Tous les scientifiques, sauf un petit nombre, acceptent la théorie de Darwin sur l’évolution par sélection naturelle; selon l'enquête de 2009 du Pew Research Center auprès des scientifiques, 87% des scientifiques acceptent l'évolution par des processus naturels. Mais un sondage complémentaire du Pew Research Center de mai 2009 sur les attitudes du public envers la science montre que seulement 32% du grand public adhère pleinement à la théorie de Darwin. Un sur cinq (22%) pense que l'évolution s'est produite mais qu'elle a été guidée par un être suprême, et 31% affirment que les humains et les autres êtres vivants existent sous leur forme actuelle depuis la nuit des temps.

Il existe un fossé similaire entre le public et la communauté scientifique sur la question du financement fédéral de la recherche sur les cellules souches embryonnaires. Mais contrairement à la division sur l'évolution, qui tourne autour de questions de fait, la division sur la recherche sur les cellules souches embryonnaires est largement motivée par des questions morales, y compris des différends sur le statut des embryons. (Voir le rapport d'enquête complet du Pew Research Center pour les différences entre les scientifiques et le public sur cette question et d'autres.) Et pourtant, le sondage du public montre que la grande majorité des Américains, y compris les Américains religieux, tiennent la science et les scientifiques en très haute estime.

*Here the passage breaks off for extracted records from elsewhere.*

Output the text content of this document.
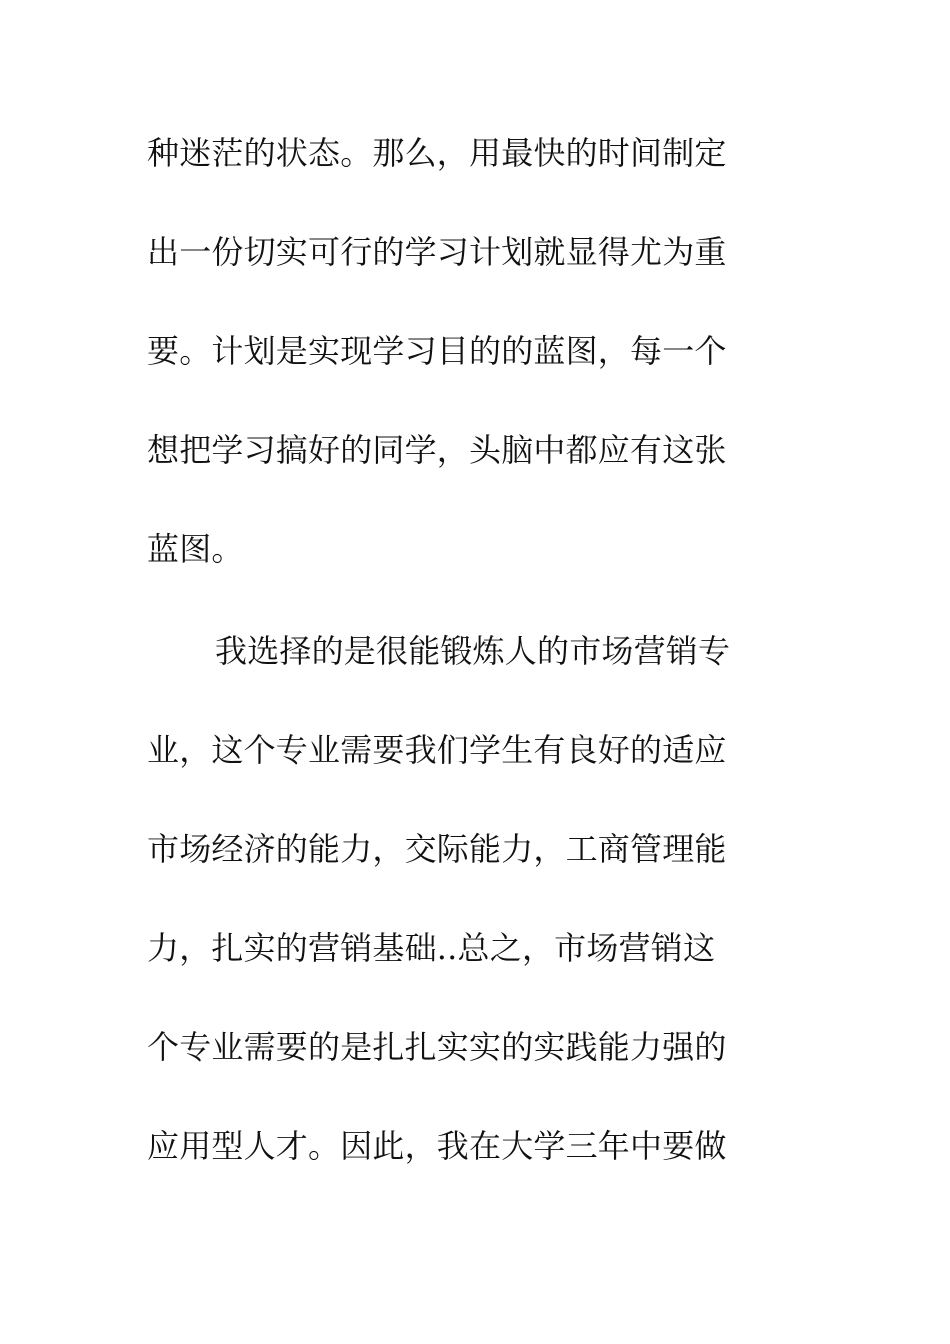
种迷茫的状态。那么，用最快的时间制定
出一份切实可行的学习计划就显得尤为重
要。计划是实现学习目的的蓝图，每一个
想把学习搞好的同学，头脑中都应有这张
蓝图。
我选择的是很能锻炼人的市场营销专
业，这个专业需要我们学生有良好的适应
市场经济的能力，交际能力，工商管理能
力，扎实的营销基础..总之，市场营销这
个专业需要的是扎扎实实的实践能力强的
应用型人才。因此，我在大学三年中要做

Qu'est-ce qui fonctionne ici? Comment des majorités d'Américains peuvent-ils dire qu'ils respectent la science et pourtant toujours en désaccord avec la communauté scientifique sur certaines questions fondamentales? La réponse peut être que de nombreux membres du grand public choisissent de ne pas croire aux théories et découvertes scientifiques qui semblent contredire des croyances religieuses ou d'autres croyances importantes. Lorsqu'on leur a demandé ce qu'ils feraient si les scientifiques devaient réfuter une croyance religieuse particulière, par exemple, près des deux tiers (64%) des personnes en octobre 2006TempsUn sondage de magazine a indiqué qu'ils continueraient à s'en tenir à ce que leur religion enseigne plutôt que d'accepter une conclusion scientifique contraire.


Regarder vers l'avant

Pendant ce temps, les scientifiques continuent d'utiliser des instruments de plus en plus sophistiqués - des scanners cérébraux IRM au télescope spatial Hubble - pour sonder le monde naturel, laissant espérer que les chercheurs dans un domaine ou un autre continueront à produire des preuves qui remettent en question certaines croyances religieuses fondamentales. Par exemple, certains scientifiques affirment que des recherches récentes sur le cerveau humain montrent que le cerveau et le cerveau seuls sont le siège de la conscience et que de telles preuves réfutent l'existence d'une âme.

Alors que la religion et la science s’efforcent généralement de répondre à des questions différentes, les batailles sur des questions telles que l’évolution et l’étude de la conscience montrent qu’elles marchent parfois sur le terrain de l’autre. Jusqu'à présent, du moins aux États-Unis, la foi et l'effort scientifique ont survécu à ces affrontements. Et si le passé est un guide, les États-Unis continueront probablement d'être une nation à la fois de haut niveau d'engagement religieux et de haute estime pour les réalisations scientifiques.

L'ensemble complet sur la religion et la science est disponible sur pewforum.org, notamment:

  • Opinion publique sur la religion et la science aux États-Unis
  • Scientifiques et croyance
  • Chronologie de la religion et de la science
  • Religion et science: conflit ou harmonie?
  • Comment nos cerveaux sont câblés pour la croyance
  • Le débat sur l'évolution

Visitez la page de ressources sur la religion et la science sur pewforum.org.